Yeah, not a Cubs hat.
Yeah, not a Cubs hat.
*gleaned
This Cal forum actually speculates that it is an old Cleveland Indians hat. http://bearinsider.com/forums/archive/index.php/t-92350.html
I’m pretty sure that was not a Cubs hat. I believe it had a yellow C.
Benny gives him the hat because his fishing hat sucks so much. Also, when did the Cubs ever have a yellow block ‘C’ as their logo? It wasn’t a Cubs hat, man. And even if it was, he is wearing it to fit in, not because he is a fan of the team.
(I know The Sandlot better than I probably should.)
It’s a blue hat with a generic, yellow C. It’s not a Cubs hat.
Then why did you think Smalls was a Cubs fan? One of the most famous scenes (“The great bambino!”) serves entirely to show just how little he cares/knows about baseball.
Benny gives him a Cubs hat and tells him to burn the fish hat.
He and he alone is wearing that hat because he knows nothing about baseball. His dad has a Babe Ruth-signed ball, which seems to represent his family’s only connection to the game.
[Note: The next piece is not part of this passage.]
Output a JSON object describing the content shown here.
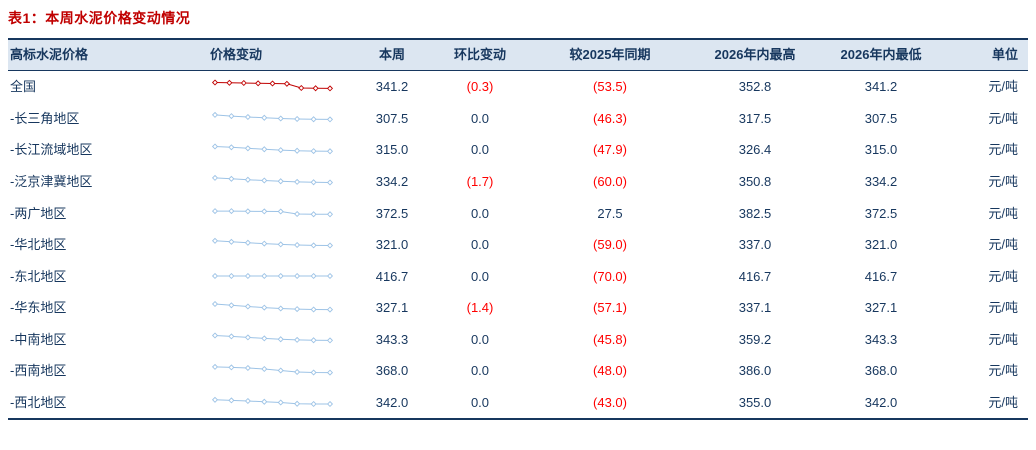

I may have to take another look. But I don’t think he was a fan of any team. The lovable loser hat he owned was that ridiculous long-billed thing with the fish on it.
Re: “The Sandlot.” Isn’t the kid (Smalls) someone who knows nothing about baseball before he meets the neighborhood kids? Doesn’t he end up as an announcer for the Dodgers? Where do the Cubs feature in that movie? Maybe I just forgot.
This also happened in Minnesota, but Blair Qalsh couldn’t really fault someone for pushing too far to the left.
Unsurprising that swimmers came up with elaborate fictional lies, given the lengths they go to to justify the existence of all their dumb strokes and events.